Gibt man jemandem den kleinen Finger, so weiß der Volksmund, will er die ganze Hand. Jetzt fordert Israel von Deutschland die Lieferung von Fregatten und Korvetten. Die Rede ist von deutscher finanzieller Beteiligung im dreistelligen Millionenbereich – Finanz- und Wirtschaftskrise hin oder her. Kanzlerin Merkel wird auch das mit der von ihr behaupteten „besonderen deutschen Verantwortung“ für Israel begründen.

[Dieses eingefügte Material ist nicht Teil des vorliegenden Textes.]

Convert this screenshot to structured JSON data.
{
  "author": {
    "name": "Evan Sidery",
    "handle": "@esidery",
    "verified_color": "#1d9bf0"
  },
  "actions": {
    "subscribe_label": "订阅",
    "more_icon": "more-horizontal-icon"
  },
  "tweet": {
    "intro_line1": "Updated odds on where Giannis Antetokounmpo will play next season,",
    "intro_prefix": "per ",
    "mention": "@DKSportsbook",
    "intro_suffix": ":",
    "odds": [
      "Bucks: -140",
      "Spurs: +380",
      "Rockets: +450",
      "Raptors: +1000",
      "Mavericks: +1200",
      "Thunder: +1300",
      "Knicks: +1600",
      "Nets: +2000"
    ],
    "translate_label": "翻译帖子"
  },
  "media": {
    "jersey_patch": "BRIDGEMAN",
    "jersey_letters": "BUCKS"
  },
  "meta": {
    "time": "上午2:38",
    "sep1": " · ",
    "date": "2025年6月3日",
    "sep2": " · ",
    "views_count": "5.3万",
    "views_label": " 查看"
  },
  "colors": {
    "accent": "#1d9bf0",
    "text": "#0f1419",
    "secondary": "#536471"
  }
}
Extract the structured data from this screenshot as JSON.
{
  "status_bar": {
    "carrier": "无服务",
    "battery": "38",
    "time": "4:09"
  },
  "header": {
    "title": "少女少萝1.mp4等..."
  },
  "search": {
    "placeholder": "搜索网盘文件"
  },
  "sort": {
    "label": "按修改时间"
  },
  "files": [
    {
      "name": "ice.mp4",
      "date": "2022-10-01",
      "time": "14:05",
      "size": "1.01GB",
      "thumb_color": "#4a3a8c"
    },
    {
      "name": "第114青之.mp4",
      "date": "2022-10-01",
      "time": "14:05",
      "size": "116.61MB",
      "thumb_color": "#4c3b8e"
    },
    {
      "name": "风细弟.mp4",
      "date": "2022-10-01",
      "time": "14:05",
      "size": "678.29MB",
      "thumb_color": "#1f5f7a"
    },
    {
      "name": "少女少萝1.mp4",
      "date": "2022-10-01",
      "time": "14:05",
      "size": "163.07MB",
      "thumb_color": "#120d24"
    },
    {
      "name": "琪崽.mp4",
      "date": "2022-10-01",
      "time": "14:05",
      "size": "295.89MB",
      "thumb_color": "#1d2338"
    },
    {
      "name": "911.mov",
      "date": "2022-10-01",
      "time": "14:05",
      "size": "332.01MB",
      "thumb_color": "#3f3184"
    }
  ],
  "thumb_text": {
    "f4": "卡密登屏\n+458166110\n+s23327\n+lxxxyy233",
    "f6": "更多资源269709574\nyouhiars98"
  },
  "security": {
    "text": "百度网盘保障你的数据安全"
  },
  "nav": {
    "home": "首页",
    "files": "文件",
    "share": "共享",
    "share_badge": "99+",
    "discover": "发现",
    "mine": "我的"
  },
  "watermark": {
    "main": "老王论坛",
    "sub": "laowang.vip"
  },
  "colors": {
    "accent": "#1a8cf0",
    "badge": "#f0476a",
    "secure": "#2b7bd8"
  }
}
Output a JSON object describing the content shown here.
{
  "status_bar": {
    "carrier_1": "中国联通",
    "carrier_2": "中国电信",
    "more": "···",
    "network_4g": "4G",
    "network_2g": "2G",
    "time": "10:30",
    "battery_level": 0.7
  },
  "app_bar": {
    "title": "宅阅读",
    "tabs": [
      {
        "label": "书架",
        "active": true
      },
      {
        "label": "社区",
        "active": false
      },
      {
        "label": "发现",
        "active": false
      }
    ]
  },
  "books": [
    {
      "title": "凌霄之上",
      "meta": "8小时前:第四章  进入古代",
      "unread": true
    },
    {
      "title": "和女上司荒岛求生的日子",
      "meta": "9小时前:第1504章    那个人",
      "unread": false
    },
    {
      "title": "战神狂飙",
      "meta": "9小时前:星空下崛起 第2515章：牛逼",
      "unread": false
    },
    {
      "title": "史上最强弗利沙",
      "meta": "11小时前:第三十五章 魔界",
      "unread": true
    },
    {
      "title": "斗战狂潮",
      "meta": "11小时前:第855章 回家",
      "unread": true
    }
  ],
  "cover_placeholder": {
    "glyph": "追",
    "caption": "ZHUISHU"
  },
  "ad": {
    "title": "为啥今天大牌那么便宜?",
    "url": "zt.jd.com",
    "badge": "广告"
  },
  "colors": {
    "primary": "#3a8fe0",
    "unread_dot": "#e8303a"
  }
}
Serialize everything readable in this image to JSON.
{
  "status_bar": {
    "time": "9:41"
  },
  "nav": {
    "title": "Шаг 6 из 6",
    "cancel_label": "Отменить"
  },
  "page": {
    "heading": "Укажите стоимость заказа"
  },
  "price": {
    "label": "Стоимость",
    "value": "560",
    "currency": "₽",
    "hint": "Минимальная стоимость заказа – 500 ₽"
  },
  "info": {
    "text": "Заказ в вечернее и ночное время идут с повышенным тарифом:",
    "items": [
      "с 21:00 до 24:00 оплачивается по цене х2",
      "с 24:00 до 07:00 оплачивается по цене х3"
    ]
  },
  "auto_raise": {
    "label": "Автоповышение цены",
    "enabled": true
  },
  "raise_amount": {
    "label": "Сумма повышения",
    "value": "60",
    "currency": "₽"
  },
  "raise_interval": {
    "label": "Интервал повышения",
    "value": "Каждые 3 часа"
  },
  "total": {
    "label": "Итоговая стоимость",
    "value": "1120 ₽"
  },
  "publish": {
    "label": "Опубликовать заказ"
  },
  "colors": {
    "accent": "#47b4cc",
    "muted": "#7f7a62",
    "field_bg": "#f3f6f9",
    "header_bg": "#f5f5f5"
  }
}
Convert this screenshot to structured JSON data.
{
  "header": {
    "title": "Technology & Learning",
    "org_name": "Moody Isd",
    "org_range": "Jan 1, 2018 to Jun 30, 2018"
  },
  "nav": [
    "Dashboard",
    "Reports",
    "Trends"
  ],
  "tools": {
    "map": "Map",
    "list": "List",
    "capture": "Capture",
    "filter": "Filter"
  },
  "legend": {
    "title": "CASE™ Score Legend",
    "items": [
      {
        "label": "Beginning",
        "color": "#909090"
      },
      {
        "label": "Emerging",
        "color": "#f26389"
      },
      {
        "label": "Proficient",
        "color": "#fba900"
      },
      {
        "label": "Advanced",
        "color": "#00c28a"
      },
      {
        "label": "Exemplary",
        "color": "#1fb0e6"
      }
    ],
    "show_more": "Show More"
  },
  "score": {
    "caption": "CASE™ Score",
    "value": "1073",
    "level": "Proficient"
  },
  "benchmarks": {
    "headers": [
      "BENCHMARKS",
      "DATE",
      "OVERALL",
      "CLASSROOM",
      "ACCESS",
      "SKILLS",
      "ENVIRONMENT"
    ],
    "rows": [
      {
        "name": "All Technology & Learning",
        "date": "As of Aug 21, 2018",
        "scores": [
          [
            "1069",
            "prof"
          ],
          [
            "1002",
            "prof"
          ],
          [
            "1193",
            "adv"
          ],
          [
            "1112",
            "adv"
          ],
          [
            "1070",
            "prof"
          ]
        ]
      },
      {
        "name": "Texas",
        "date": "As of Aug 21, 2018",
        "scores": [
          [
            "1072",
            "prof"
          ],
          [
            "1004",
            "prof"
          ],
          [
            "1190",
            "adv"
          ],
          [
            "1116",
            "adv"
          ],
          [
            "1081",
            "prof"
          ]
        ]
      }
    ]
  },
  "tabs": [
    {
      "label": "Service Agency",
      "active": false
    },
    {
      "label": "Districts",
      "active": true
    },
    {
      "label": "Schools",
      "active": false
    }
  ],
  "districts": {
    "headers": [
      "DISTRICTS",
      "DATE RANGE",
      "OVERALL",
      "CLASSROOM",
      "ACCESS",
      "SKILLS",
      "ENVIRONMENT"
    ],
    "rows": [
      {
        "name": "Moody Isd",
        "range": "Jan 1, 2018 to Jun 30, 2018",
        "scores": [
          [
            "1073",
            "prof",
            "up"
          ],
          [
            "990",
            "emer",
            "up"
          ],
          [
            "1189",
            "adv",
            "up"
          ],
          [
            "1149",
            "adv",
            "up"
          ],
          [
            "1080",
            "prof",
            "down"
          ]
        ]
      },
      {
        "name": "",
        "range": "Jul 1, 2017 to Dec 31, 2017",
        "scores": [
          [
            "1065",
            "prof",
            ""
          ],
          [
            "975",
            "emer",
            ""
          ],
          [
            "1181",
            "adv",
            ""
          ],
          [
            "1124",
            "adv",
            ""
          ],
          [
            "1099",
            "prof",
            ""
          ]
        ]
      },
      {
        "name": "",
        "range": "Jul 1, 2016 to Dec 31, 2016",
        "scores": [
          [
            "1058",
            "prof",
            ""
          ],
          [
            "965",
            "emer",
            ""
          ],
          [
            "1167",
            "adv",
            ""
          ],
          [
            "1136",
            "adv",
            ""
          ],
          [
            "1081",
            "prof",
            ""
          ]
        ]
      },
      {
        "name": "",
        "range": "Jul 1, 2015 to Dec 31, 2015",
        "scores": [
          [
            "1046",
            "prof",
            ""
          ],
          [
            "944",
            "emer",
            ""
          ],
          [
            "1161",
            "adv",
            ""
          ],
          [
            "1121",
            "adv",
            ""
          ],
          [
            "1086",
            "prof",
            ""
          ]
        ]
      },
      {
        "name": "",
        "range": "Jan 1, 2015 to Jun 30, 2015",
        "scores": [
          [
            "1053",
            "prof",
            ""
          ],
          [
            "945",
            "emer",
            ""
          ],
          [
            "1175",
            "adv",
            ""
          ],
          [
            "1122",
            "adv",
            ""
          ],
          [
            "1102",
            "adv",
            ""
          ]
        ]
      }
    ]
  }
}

Auf der gemeinsamen Pressekonferenz mit Netanjahu stellte ein Journalist an Merkel die Frage: „Es soll ja auch über Rüstungskooperationen und die Lieferung weiterer Kriegsgüter gesprochen worden sein. Ist das kompatibel mit dem Gebot, gerade hier in Deutschland solche Waren nicht in Krisengebiete zu liefern?“ und erhielt die Antwort: „Was die Rüstungskooperation anbelangt, gibt es, glaube ich, durchaus schon lange die Tradition, dass unser Einstehen nicht nur für das Existenzrecht, sondern auch für die sichere Zukunft Israels Rüstungskooperationen nicht ausschließt.“

Experten warnen derweil, mit seiner von Deutschland gesponserten maritimen Macht werde Israel in die Lage versetzt, in der Golfregion präsent zu sein und einen Angriff auf den Iran zu starten. Offenbar reicht es den in der Bundesrepublik herrschenden Kräften immer noch nicht, dass Deutschland in zwei verheerende Weltkriege mit furchtbaren Langzeitfolgen involviert war.